A Xiaomi é um verdadeiro sucesso entre as fabricantes de celular. Nova no ramo, a sua ascensão meteórica é explicada pela junção de dois fatores principais para o consumidor: ótimo hardware e preço justo. Fundada em 2010, a empresa agora está desembarcando no Brasil.

Em entrevista à imprensa norte-americana, o presidente Bin Lin, ao lado do brasileiro Hugo Barra, vice-presidente de expansão, comentou sobre a estratégia da Xiaomi em terras brasileiras e como estão seus planos para crescer em outros grandes mercados.

Primeiramente, o Brasil está marcado para receber os smartphones em breve. A Xiaomi já faz grande sucesso em países como China, Índia, Indonésia e Malásia. Os próximos mercados a receberem os aparelhos, mas nada confirmado, são a Rússia, Oriente Médio e outros locais na Ásia e América Latina.

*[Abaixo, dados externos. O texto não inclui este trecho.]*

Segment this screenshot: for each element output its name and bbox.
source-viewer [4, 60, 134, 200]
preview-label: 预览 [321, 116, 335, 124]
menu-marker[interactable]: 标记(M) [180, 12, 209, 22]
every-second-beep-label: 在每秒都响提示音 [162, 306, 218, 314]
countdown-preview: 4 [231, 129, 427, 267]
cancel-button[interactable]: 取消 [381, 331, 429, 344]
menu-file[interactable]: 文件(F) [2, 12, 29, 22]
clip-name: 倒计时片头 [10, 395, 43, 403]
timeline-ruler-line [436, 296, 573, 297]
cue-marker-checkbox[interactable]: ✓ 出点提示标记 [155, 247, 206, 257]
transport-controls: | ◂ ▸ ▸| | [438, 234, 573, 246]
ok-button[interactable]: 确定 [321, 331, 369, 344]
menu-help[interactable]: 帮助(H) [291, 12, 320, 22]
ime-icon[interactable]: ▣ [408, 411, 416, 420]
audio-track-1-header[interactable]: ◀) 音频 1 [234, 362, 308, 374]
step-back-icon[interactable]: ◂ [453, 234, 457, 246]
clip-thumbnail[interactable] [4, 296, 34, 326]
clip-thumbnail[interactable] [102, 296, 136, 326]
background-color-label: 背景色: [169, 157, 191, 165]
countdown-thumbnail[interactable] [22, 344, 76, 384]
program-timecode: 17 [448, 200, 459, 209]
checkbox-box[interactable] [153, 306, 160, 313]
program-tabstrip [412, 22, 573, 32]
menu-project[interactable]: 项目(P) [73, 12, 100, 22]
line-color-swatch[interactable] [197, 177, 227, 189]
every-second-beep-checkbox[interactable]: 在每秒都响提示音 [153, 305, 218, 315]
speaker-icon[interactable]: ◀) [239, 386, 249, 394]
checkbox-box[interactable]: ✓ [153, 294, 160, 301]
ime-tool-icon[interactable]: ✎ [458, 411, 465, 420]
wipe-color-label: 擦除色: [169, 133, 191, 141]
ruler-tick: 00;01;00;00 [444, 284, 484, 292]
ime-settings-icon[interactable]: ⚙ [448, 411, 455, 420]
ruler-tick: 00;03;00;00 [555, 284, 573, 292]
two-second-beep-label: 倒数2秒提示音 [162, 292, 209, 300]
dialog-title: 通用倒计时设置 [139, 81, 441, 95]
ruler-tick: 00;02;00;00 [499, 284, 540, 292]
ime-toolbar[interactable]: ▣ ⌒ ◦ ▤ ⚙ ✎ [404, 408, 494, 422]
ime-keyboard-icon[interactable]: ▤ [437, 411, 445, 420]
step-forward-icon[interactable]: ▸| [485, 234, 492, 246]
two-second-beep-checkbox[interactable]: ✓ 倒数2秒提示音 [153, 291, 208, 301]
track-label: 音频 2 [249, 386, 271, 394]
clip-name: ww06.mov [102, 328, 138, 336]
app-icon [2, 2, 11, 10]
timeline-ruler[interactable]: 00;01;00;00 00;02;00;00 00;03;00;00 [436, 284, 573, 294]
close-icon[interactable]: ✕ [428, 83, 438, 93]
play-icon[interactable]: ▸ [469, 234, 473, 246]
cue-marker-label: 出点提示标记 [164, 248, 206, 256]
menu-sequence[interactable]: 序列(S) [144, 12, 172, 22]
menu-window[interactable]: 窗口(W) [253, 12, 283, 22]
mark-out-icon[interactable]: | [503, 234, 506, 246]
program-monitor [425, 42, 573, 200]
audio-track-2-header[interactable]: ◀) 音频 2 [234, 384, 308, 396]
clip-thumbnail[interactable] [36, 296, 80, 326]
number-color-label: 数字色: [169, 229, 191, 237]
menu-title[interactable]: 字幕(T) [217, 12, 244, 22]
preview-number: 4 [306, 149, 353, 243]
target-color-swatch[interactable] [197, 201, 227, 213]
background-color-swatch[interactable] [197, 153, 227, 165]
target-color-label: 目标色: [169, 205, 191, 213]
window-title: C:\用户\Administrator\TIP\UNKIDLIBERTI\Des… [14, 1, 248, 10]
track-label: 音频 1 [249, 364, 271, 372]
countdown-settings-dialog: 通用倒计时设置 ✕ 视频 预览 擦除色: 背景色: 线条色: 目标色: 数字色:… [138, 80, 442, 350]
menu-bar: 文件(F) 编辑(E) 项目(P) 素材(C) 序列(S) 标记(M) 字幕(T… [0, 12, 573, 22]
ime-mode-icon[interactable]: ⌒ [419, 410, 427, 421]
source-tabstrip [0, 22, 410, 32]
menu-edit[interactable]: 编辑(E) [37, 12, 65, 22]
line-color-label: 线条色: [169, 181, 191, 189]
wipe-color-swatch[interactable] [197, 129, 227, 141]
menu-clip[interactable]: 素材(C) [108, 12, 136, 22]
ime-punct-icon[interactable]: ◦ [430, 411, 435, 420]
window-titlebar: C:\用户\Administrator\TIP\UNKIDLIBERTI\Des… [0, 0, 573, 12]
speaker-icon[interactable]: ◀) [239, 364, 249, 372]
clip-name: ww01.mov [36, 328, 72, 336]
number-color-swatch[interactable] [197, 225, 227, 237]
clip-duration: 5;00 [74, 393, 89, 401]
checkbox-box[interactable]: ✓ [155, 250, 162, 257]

A Xiaomi também admitiu que vai fazer presença nos EUA. Porém, ela será menor no início. Isso porque o mercado norte-americano é um dos mais difíceis de emplacar, por causa do domínio de Apple e Samsung. Inicialmente, serão vendidos apenas acessórios como baterias, roteadores e pulseiras fitness.

Estratégia

Apesar de a companhia ser reconhecida no Ocidente como uma promessa entre as empresas de smartphones, a própria Xiaomi não se considera uma fabricante de celulares. De acordo com Bin Lin, a ideia da empresa é formar uma grande comunidade de usuários e oferecer serviços a eles. Por exemplo, ela já possui 40 milhões de usuários em seus fóruns que podem trocar até 500 mil mensagens diariamente.

A "Apple chinesa" ainda planeja o seu futuro. E o caminho, segundo os executivos, é a automação doméstica. A Xiaomi já vende um smartphone que pode controlar eletrodomésticos e investe em startups que seguem esta tendência, como a Misfit. Quem também tem a mesma ideia da empresa chinesa é a Google, que comprou a Nest por R$ 8 bilhões em 2014.

As linhas de produtos da Xiaomi, atualmente, são os smartphones Mi line, Mi Note e Redmi, além dos tablets Mi Pad. Então, fique atento: poderemos trazer notícias sobre preços e outras estratégias da empresa nas próximas semanas.